Five Years of Online Competition Offer Law Students Experience and Empowerment
Student team from the University of
Belgrade-Serbia who participated in
The UMass Amherst Center for Information Technology and Dispute Resolution is celebrating an anniversary. For five years running, the Center has organized and managed the International Competition for Online Dispute Resolution (ICODR), a pioneering competition—the first of its kind, in fact—for U.S. and international law students.
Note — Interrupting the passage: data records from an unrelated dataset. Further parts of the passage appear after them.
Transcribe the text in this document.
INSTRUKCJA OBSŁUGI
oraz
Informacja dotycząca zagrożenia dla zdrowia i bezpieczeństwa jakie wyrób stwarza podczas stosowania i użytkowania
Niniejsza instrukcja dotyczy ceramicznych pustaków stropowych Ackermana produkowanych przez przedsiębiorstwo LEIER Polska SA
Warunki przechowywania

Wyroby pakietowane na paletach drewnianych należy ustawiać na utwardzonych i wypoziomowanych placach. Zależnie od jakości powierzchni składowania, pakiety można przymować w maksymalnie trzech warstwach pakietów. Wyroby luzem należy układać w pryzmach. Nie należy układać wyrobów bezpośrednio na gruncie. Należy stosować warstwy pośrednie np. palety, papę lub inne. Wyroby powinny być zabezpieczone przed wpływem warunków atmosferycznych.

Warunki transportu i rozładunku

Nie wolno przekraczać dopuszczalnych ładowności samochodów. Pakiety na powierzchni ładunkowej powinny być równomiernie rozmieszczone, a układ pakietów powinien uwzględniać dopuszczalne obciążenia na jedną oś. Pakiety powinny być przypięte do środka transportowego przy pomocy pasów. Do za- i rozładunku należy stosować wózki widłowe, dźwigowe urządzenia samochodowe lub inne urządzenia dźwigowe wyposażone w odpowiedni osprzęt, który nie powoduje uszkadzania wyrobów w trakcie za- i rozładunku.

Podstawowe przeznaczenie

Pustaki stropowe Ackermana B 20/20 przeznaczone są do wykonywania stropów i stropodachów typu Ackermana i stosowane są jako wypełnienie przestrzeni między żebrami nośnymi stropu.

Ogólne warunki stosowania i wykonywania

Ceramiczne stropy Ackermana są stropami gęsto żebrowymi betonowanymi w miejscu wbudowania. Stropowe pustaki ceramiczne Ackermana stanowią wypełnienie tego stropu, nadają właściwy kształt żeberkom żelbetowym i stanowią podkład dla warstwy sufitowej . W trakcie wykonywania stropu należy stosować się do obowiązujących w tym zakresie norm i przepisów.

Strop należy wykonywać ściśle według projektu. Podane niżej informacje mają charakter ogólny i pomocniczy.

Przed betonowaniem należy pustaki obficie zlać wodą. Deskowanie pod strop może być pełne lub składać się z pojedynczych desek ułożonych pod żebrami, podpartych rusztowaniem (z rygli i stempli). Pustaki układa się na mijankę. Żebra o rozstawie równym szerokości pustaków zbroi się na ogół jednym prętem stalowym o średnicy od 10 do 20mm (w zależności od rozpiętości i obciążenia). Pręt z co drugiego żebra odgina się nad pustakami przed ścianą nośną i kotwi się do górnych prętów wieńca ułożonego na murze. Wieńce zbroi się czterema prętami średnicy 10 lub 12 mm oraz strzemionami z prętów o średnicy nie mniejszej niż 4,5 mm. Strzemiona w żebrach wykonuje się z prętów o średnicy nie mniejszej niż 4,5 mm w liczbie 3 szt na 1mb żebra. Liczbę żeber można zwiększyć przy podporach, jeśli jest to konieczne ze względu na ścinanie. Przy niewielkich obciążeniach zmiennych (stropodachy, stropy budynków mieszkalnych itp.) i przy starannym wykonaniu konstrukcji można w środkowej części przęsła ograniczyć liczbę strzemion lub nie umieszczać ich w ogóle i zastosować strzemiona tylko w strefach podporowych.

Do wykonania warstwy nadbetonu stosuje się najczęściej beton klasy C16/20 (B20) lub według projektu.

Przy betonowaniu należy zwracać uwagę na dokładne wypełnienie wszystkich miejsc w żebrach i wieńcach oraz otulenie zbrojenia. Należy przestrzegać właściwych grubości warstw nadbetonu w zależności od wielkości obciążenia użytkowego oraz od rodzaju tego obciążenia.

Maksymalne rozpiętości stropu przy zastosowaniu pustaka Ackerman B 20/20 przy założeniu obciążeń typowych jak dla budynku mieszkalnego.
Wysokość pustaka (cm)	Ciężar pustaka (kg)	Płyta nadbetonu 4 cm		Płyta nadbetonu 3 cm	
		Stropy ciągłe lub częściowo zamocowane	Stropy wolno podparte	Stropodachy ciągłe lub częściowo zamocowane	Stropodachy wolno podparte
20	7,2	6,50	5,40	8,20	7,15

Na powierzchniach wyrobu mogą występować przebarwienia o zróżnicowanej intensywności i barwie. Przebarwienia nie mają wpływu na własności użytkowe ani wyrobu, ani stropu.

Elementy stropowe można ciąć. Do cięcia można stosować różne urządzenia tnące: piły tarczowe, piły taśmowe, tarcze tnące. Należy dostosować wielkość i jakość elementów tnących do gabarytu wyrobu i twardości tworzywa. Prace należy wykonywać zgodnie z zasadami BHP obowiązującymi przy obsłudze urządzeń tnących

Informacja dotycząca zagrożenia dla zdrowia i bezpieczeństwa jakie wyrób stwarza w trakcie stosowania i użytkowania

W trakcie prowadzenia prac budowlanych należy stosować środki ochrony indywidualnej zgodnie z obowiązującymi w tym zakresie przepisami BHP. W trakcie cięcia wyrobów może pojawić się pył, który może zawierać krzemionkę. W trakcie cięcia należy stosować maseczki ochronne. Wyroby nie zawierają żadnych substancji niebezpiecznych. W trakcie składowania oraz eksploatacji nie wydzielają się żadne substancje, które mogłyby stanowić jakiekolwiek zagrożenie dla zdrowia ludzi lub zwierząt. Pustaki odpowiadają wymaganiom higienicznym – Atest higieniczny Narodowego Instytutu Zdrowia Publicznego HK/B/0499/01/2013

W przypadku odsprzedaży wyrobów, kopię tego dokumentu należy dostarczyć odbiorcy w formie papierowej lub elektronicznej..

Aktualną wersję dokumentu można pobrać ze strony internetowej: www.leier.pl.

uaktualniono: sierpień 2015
The competitions are designed to enhance dispute resolution skills and help students learn how to work in an online knowledge management environment, an emerging work situation for lawyers and their clients.
Over its five-year history, ICODR has attracted hundreds of students from North America, South America, Asia, Europe, the Middle East, and Australia-New Zealand who come together virtually to test their skills as advocates and neutrals in online mediation, negotiation, arbitration, and litigation. Competitors role-play as advocates or neutrals in hypothetical cases facilitated by state-of-the-art online dispute resolution platforms. Noted practitioners and academics from many different countries evaluate their skills.
For most participants ICODR offers a unique opportunity, but for some, ICODR has been transformative. For example, two teams from the University of Belgrade-Serbia, the first entrants into the competition from the former Yugoslavia, participated in the 2005 negotiation competitions. Their coach, Lynn Malley, currently a visiting professor at Southern Illinois University School of Law, who was a Fulbright Scholar at the University of Belgrade at the time, decided to “give ICODR a try.”
Since the war, the University of Belgrade has suffered from insufficient resources against a backdrop of political and economic sanctions and the enduring effects of political divisions that persist in Serbia. In fact, the University of Belgrade continues to reflect that division, with many Socialist Party supporters of the late Slobodan Milosevic on the faculty and in the student body. Part of the impact of these conditions is that few Serbians travel abroad, obtaining a visa is difficult, and for many current students there is no realistic chance to see or visit other countries.
The Serbian students, however, rose to the challenge, despite their slow and often intermittent internet connection, the fact that the law school was closed at night and on weekends, and a lack of support from faculty or administrators other than their visiting professor and coach. These students, empowered by their actions and words, emerged as stars of the competition. And, having proudly bested many of their counterparts from around the globe, they ended up receiving national recognition, including an appearance on Serbian equivalent of “Good Morning America.”
This experience is but a snapshot of the big picture that validates five years of hard work in ICODR. Testimonials from other competitors indicate that bringing people together online to enhance understanding—and thereby allowing individuals to be empowered—has enormous value. Some comments:
- “The technology of online mediation…forced us to be succinct, to-the-point and clear regarding our requirements. It allowed us to forensically examine the text of Claimant's requirements, without recourse to the ambiguity of paralinguistic features such as body language, tone of voice etc. which might engender confusion. The technology allows for clarity, brevity and efficiency.”
- “Technology has no boundaries.…it is now in the grasp of many people to attempt to work out issues with each other without even visiting a courtroom. This is marvelous, and may lead to depleting the courtrooms overuse.”
- “What we liked most about negotiating online was that every word exchanged was ‘on the record.’ In such a format, it was more difficult for our counterparts (and us) to employ devious negotiation tactics. Specifically, with the record of our conversations before us, it was difficult, if not impossible, for either party to recant a previous assertion.”
- “Becoming more familiar with the technology caused us to realize how effective it can truly be. While we initially feared that the fact that the negotiations were online would make our words sound impersonal or, worse, insincere, our worries turned out to be unfounded.”
ICODR is the product of volunteer efforts and donations, coordinated by Alan Gaitenby, Executive Director of the Center for Information Technology and Dispute Resolution and in conjunction with Professor Benjamin Davis of the University of Toledo College of Law. As such, the Center has successfully partnered with the Harvard Program on Negotiation, Thompson West Corporation, the World Intellectual Property Organization, the International Chamber of Commerce Institute of World Business Law, Texas Wesleyan University School of Law, University of Toledo College of Law, Hamline University School of Law, SquareTrade.com and SmartSettle.com, to provide expertise, cases and competition platforms.